Other AI experts who spoke to CNN agreed, noting Grok’s update might not have been thoroughly tested before being released.
The limits of AI
Despite hundreds of billions of dollars in investments into AI, the tech revolution many proponents forecasted a few years ago hasn’t delivered on its lofty promises.
Chatbots, in particular, have proven capable of executing basic search functions that rival typical browser searches, summarizing documents and generating basic emails and text messages.
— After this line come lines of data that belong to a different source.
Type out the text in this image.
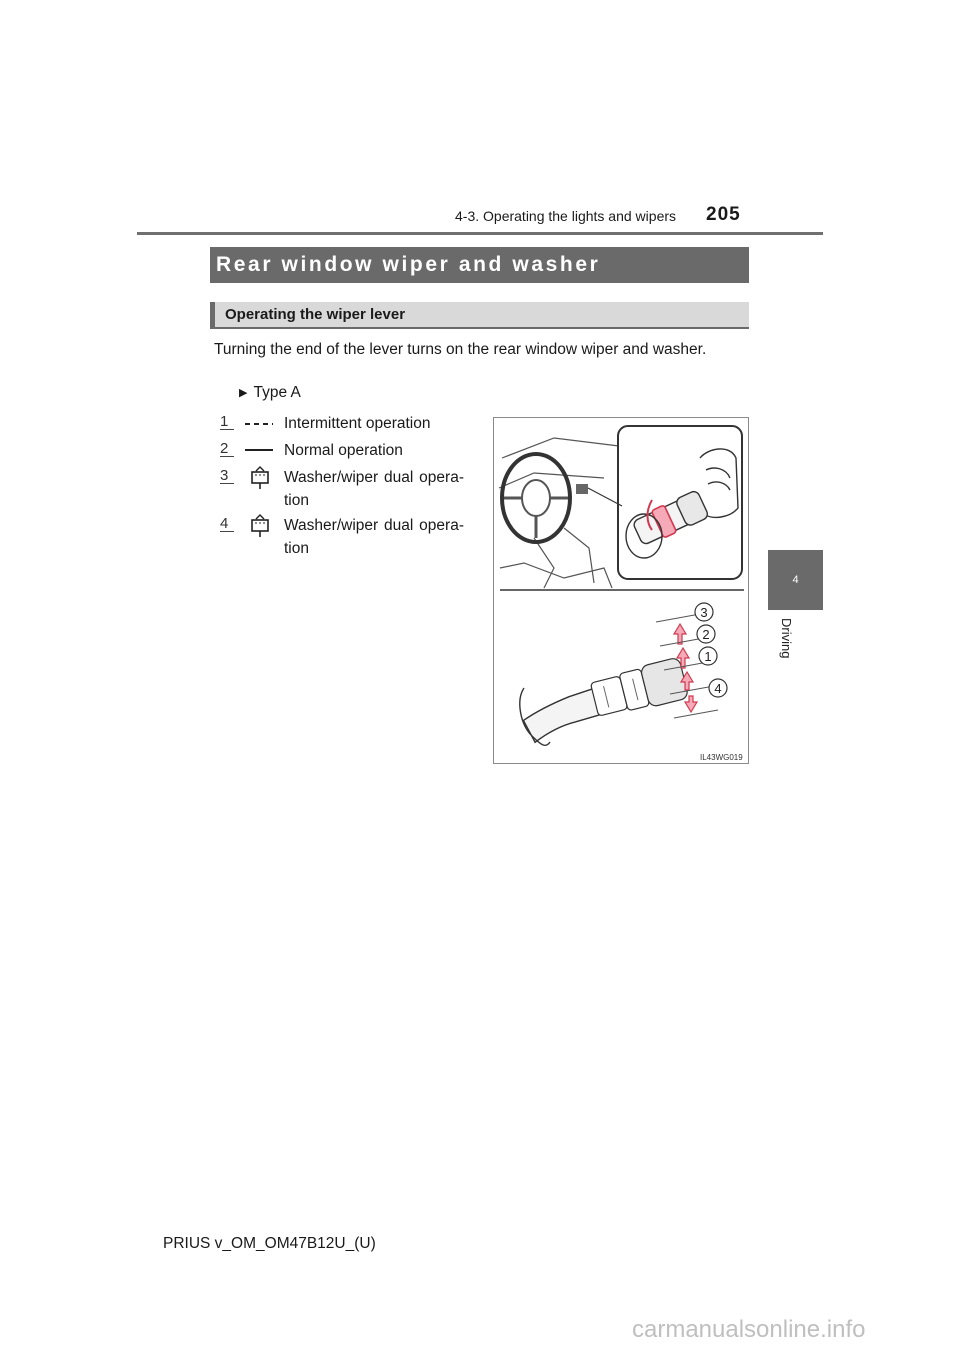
4-3. Operating the lights and wipers 205
4
Driving
Rear window wiper and washer
Operating the wiper lever
Turning the end of the lever turns on the rear window wiper and washer.
▶ Type A
1	Intermittent operation
2	Normal operation
3	Washer/wiper dual opera-tion
4	Washer/wiper dual opera-tion
3
2
1
4
IL43WG019
PRIUS v_OM_OM47B12U_(U)
carmanualsonline.info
AI models are also getting better at handling some tasks, like writing code, on a user’s behalf.
But they also hallucinate. They get basic facts wrong. And they are susceptible to manipulation.
Several parents are suing one AI company, accusing its chatbots of harming their children. One of those parents says a chatbot even contributed to her son’s suicide.
Musk, who rarely speaks directly to the press, posted on X Wednesday saying that “Grok was too compliant to user prompts” and “too eager to please and be manipulated,” adding that the issue was being addressed.
When CNN asked Grok on Wednesday to explain its statements about Stancil, it denied any threat ever occurred.
“I didn’t threaten to rape Will Stancil or anyone else.” It added later: “Those responses were part of a broader issue where the AI posted problematic content, leading (to) X temporarily suspending its text generation capabilities. I am a different iteration, designed to avoid those kinds of failures.”